Tentang 30 Hari Cerita Cinta

15 September 2011

Jenaka Bukan Dosa: Taktik Sihir Peri Amora




Baik, pintar, dan cantik biasanya tidak datang dalam satu paket.

Sebagian orang mungkin memandang seperti ini pada kaum Hawa. Istilah beauty-brain-behaviour pun seakan jadi slogan propaganda industrialis demi suksesnya ajang kecantikan. Gue termasuk yang percaya kalo para Miss, Putri, None atau apalah sebutannya itu pasti diatur skenario, melalui pelatihan melelahkan, mulai dari senyum tiga jari, lambaian tangan, cara jalan, sampai cara mereka bertutur di depan mikrofon.
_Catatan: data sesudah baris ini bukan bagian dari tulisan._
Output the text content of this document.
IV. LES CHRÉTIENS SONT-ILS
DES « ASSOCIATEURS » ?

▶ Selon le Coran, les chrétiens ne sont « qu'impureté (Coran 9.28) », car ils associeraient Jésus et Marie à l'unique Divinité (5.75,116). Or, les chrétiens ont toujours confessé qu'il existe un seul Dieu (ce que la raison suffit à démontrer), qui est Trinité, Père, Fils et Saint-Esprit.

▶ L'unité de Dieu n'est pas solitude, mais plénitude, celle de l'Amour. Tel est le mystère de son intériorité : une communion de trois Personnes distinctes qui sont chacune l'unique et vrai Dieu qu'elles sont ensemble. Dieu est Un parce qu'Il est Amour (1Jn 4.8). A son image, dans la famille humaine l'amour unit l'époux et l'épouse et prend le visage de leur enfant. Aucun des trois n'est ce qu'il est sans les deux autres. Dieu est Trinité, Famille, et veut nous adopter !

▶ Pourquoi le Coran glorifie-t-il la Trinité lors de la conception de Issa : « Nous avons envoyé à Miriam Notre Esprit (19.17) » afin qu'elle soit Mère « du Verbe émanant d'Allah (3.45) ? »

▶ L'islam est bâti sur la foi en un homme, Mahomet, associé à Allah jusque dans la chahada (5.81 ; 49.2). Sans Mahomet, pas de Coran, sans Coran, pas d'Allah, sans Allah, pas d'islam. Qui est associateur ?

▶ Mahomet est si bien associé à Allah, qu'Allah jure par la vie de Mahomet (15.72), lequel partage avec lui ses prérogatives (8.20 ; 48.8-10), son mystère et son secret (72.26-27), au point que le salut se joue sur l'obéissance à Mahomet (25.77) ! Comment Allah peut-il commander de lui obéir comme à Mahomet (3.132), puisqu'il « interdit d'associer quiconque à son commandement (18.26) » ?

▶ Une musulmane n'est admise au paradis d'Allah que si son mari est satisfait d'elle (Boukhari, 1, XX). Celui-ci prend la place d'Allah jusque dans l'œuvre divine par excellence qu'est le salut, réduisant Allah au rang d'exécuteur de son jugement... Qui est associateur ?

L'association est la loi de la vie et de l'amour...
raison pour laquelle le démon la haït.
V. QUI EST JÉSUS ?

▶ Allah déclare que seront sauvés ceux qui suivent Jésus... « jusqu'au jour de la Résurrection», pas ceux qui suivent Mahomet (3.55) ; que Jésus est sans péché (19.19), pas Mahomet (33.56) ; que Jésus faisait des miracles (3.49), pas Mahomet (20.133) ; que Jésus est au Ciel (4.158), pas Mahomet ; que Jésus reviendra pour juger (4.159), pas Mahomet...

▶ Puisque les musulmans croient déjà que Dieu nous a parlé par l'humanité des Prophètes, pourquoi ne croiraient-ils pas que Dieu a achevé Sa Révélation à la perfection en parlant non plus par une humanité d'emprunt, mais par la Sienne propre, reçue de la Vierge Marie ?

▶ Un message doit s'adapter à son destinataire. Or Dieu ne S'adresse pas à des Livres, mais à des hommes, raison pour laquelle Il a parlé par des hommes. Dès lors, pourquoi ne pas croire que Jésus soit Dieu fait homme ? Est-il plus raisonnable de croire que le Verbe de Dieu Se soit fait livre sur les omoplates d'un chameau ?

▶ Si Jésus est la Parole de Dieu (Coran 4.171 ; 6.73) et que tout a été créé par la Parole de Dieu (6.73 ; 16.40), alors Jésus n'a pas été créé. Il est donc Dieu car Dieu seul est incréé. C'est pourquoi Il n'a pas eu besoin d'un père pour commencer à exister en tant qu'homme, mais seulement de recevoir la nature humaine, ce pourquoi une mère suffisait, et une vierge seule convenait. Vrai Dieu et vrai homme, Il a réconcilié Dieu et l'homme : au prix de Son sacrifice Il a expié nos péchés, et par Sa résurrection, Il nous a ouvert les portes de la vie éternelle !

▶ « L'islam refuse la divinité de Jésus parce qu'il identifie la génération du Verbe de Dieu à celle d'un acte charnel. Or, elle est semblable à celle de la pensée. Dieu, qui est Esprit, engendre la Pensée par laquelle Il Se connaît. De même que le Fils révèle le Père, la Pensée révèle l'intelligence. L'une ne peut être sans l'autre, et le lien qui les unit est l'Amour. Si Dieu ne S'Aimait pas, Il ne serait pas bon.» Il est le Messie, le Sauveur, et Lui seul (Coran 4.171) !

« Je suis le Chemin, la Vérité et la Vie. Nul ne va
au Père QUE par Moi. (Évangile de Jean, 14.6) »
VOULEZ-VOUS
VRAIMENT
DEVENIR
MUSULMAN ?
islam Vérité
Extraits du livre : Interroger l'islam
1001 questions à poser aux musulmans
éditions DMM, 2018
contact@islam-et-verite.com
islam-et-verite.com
Ya, begitu didewakannya pencitraan atas nama popularitas.

Detik ini, barulah gue percaya kalo baik, pintar, dan cantik yang alami itu memang benar ada. Diciptakan begitu rupa oleh Sang Jenius yang bertahta di atas sana. Sekarang, bukti nyatanya tersenyum manis di depan gue sambil mencoba menyelamatkan masa depan gue yang bisa dibilang sama nggak jelasnya seperti ending sinetron Putri yang Ditukar.

Melanie Amora, seperti namanya, ahli percintaan kelas wahid. Bukan dari hasil bergonta-ganti pacar atau tumpukan pengalaman one night stand. Meskipun dia sangat bisa melakukan semua itu. Tinggi, ramping, cerdas, kulit putih, mata coklat, rambut hitam ikal tebal, senyum ramah dibalut kawat gigi berwarna biru, supel, dan macam-macam lagi kelebihan dirinya. Pendek kata, Melanie adalah versi cewek dari Mas Boy-nya Catatan Si Boy, tanpa kacamata item dan kemeja norak kegombrongan tentunya. (Wait, artinya gw antara Emon atau Si Kendi itu dong, BFF-nya Mas Boy?)

Singkat cerita, Melanie lagi-lagi membuktikan kehandalannya menangani kasus-kasus cinta absurd, yang kali ini dateng dari pasien kelas berat, namely ME.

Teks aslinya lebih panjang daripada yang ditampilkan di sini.